Entrará a la librería, abrirá un libro al azar, leerá un poema, y escuchará a alguien pedir un trozo de papel y un boli, mientras tiene que releer el último verso, por estar pendiente de otras cosas.

Sale de la librería sin mirar al hombre que escribe entusiasmado. 

Pasó durante veinte años por el mismo lugar, con los mismos gestos y las mismas palabras, y no vio a nadie más con aquellos ojos. Cruzando la librería, ahí estaba su escritor favorito, pensaba que vivía en Madrid. Rodrigo Quesada, por una de esas casualidades y por suerte que ella tiene, está ahí. Y le pedirá que firme su libro que, por supuesto, lo llevaba con ella. 

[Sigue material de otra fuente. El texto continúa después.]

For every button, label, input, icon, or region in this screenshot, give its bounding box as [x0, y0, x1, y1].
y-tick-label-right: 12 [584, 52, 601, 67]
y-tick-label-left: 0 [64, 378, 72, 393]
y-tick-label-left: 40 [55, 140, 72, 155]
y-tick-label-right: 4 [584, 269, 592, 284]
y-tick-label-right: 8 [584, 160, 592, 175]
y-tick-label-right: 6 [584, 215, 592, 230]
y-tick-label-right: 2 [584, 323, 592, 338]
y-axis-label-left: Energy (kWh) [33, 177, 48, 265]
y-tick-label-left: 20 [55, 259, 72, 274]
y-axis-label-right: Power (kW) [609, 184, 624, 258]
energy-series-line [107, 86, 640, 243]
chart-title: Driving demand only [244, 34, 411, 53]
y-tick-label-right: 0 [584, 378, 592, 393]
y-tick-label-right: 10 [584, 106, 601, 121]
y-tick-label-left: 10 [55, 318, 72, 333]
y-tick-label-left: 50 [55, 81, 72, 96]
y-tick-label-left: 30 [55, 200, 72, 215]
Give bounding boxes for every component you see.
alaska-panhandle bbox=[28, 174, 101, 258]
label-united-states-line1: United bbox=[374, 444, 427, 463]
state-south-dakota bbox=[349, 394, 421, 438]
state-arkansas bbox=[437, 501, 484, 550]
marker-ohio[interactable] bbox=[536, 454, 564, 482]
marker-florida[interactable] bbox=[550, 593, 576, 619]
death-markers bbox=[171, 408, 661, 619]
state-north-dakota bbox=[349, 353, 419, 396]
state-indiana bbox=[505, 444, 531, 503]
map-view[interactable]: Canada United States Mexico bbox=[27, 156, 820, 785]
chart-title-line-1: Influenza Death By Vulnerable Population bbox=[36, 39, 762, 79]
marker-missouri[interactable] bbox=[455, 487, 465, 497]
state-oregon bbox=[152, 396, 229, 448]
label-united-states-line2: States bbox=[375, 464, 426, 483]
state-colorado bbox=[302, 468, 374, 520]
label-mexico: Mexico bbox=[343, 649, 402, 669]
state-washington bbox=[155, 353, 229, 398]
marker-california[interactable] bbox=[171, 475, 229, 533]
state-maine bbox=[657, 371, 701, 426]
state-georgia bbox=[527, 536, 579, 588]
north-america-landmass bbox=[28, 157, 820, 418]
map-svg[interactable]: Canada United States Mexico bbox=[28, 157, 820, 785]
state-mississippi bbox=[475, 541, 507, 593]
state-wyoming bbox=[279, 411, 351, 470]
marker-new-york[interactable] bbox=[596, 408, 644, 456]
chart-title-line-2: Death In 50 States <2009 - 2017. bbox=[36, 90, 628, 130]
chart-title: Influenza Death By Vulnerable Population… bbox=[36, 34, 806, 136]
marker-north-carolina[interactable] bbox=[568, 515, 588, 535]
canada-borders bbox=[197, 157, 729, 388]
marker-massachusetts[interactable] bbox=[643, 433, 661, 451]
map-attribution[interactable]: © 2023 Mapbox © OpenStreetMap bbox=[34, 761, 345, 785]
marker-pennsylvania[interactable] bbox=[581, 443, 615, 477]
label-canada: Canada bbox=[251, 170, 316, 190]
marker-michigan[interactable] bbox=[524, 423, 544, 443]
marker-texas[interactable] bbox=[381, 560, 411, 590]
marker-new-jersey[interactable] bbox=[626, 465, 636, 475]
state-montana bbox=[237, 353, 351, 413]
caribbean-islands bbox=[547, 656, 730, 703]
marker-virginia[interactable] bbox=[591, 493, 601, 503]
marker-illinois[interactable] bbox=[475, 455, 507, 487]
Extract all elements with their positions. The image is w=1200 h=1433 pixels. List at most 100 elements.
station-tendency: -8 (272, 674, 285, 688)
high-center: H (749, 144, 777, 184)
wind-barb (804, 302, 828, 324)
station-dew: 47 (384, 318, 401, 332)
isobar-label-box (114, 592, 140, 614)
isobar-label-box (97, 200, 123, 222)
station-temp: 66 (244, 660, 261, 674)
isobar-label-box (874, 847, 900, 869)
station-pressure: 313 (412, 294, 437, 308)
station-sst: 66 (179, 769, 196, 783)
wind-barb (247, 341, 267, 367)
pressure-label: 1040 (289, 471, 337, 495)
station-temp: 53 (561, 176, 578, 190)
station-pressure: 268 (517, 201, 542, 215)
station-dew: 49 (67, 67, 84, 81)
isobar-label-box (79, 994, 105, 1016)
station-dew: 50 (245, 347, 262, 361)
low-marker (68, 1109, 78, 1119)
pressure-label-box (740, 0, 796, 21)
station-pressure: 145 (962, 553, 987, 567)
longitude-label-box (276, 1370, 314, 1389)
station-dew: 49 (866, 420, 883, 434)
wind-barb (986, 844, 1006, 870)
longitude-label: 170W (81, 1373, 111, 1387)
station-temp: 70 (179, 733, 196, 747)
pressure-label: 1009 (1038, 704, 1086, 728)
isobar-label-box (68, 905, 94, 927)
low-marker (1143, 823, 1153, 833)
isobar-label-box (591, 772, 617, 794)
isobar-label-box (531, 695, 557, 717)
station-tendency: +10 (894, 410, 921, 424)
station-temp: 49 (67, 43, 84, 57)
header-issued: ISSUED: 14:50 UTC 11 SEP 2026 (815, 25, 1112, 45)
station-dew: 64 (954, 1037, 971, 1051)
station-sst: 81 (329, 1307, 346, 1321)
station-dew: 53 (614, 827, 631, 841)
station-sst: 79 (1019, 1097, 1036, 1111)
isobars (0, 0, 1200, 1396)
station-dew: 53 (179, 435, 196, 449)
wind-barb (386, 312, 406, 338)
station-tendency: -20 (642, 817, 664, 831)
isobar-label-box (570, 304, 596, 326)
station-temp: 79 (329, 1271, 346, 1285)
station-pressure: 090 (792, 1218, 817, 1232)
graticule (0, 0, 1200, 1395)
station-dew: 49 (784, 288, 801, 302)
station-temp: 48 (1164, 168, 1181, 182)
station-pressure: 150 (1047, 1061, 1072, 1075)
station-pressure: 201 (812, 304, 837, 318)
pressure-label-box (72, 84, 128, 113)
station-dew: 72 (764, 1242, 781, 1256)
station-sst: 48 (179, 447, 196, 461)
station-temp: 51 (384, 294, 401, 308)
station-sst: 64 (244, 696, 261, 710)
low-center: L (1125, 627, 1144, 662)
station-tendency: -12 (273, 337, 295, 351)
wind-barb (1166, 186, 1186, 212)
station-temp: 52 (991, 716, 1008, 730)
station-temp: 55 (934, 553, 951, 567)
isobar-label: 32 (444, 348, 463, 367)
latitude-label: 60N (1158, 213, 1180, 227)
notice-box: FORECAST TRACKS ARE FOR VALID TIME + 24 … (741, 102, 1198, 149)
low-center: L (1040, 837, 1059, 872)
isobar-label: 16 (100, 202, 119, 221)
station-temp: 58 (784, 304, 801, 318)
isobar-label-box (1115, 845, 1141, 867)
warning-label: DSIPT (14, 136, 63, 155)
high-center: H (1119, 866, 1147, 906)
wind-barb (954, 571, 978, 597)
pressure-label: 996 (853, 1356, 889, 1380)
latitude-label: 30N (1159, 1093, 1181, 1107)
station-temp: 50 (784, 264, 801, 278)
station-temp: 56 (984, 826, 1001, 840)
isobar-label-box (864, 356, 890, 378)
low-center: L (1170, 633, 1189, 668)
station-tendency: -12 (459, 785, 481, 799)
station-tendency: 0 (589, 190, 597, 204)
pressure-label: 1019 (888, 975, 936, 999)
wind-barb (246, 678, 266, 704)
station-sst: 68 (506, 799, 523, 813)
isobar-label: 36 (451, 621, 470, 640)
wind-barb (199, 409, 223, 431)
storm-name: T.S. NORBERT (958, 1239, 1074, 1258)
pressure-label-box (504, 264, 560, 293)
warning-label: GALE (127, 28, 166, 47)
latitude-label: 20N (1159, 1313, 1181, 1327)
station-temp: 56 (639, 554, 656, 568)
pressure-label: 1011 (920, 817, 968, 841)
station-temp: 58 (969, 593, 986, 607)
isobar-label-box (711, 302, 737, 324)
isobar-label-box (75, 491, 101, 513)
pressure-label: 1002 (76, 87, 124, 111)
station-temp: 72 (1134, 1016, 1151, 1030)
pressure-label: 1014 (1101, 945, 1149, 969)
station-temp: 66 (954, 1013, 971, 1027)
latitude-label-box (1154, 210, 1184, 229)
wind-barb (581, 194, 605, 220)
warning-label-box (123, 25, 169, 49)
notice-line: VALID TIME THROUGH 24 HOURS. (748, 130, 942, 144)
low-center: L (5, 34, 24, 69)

Estaba justo en el capítulo del hombre que sale desesperado buscando a una muchacha y la encuentra veinte años después por casualidad en el lugar donde se vieron la primera vez. 

Se acerca, le extiende el libro, balbucea: “Me puede dedicar el libro, por favor”.

—Présteme un boli.

—Qué linda historia. Casi todos sus libros me hacen llorar. Gracias… Ah, y tiene usted unos ojos muy bonitos.

Rodrigo la mira, pregunta: “¿Cómo le pongo?”.

—Soledad. Así, soledad a secas.

—Gracias a ti, Soledad. También tienes unos ojos muy bonitos. 

Y era solo ese minuto donde lo veías demorando la conversación, tratando de recordar por qué tenías ese deja vu y estabas a punto de creer que lo recordarías.

Pero no recordaste. 

Volverás al café que siempre ayuda a la memoria, aunque ahora tiene un cartel, Cerrado, y enviarás un WhatsApp cambiando la cita. Pedirás un boli en la librería y te enfrentarás nuevamente a un trozo de papel en blanco.